Myelaine,
We are not amending the Scriptures because the Scriptures did not come before our religion. Our religion and culture came first. The Scriptures were written by Jews who were descendants of Jews who had been worshipping YHWH for millennia before the books of Scripture were composed and settled into the form you know today.
Judaism is not based on Scripture because Judaism had to exist first. The Bible did not write itself of fall from the sky as you have it today. Jews wrote it. Jews came into existence not because they had the Scriptures to study and base their religion on. On the contrary, Jews based the Scriptures on their own beliefs long after their religion had started and long after they had settled in Israel. It is the testimony of their convictions, not the basis for them.
The Hebrew Scriptures only have their current status in Judaism because Jews picked them out from the myriad of our many compositions to make up the Tanakh. Jewish authorities, our rabbis and great sages, decided what books were sacred and which were not. They would have no authority unless we made it so. They did not authorize or write or canonize themselves. Someone with authority from outside the Bible had to do it, someone and something with more authority than Scripture.
Jews base their religion on a series of claimed theophanies that our ancestors claim they experienced. It is on the basis of these, especially the Great Theophany at Sinai, that our religion stands. That came before even the Ten Commandments were written by God. Those theophanies are the "proof" our ancestors had of YHWH, not Scriptures.
God did not write us Scriptures and hand them out to Abraham, Issac, and Jacob and tell them to follow what was written. God did not hand Moses the first five books of the Bible and tell him to start a religion based on it.

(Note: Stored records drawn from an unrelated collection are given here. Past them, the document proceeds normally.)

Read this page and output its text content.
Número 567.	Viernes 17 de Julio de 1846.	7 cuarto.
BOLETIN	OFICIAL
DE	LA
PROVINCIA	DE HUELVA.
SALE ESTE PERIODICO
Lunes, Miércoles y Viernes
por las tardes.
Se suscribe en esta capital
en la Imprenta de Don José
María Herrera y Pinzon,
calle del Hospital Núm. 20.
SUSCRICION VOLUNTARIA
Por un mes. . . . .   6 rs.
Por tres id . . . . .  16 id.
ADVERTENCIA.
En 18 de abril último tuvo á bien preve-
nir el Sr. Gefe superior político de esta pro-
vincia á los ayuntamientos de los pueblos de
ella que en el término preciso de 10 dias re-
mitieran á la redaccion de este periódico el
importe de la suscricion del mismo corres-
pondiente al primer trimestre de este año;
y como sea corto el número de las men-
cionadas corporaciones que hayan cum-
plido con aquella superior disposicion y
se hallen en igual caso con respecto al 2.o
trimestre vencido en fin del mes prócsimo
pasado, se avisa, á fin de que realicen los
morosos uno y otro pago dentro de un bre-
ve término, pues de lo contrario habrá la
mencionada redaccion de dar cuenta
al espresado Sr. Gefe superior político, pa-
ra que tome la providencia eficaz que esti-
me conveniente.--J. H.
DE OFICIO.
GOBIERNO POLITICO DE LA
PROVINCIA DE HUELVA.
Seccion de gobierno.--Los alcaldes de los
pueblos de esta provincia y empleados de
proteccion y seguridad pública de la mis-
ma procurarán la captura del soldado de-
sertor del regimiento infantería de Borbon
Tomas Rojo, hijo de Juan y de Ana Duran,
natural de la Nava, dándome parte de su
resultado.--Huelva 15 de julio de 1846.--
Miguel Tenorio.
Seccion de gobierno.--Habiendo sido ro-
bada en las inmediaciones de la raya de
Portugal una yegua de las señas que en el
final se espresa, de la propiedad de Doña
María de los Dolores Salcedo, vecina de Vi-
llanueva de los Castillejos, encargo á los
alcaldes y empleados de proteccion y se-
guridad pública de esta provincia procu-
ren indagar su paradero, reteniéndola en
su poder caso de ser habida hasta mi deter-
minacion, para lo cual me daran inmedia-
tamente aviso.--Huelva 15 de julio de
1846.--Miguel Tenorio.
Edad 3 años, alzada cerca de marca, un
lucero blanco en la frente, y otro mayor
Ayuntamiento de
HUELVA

We Jews did not stumble over these books or find them hidden in the ground like Joseph Smith and then decided to base on religion on what was written.
God revealed our religion to Abraham, Sarah, Issac, Rebecca, Jacob, Leah and Rachel, to Moses and the prophets. We didn't learn it from a book. We wrote the book. We invented it and based it on what was revealed to us. The Scriptures have never replaced or will ever be seen as greater than the theophanies experienced by our ancestors. They are a testimony to it, part of the deposit of that revelation, but not the final or primary authority. The Scriptures would not have authority unless we believed our religion had authority.
In the light of this we interpret our history and our religion and its meaning based on human growth and achievement. The words in Scripture, from our God, yes, are however not seen as static. We are not called to return to the snapshots in time preserved in it's pages but the call to our hearts placed there by God to which the texts give witness.
I understand and appreciate that you hold the written books as the ultimate authority. Religious Jews feel they have something greater. God didn't give us Jews an inspired book in order to make us his people. God made us his people so we could write an inspired book.
If God made us a nation and inspired my people to write a book you feel must be obeyed, why do you find it appropriate to question the authors who God used to compose it? Do not authors have the right to explain their own work?
I know you probably don't agree and won't ever, even if the heavens shook and told you so. And I don't claim that everything here represents my personal convictions as a Jew either, but it is the general way we as a people approach the Scriptures and why we have a progressive theology not bound by a snapshot in time written in scrolls.
Your claim may be that your religious beliefs are based on the Bible. But we claim that our religion is based on meeting YHWH face-to-face, and that the Bible is based on what we believe. That is very, very different from where you are. Not more superior (and not meant to claim that they are better than other views), but definitely different in how we use Scripture. Be happy with what you have. We cannot change our view on Scripture because our religion is not based on it like yours. Our religion came from a different source than just writings.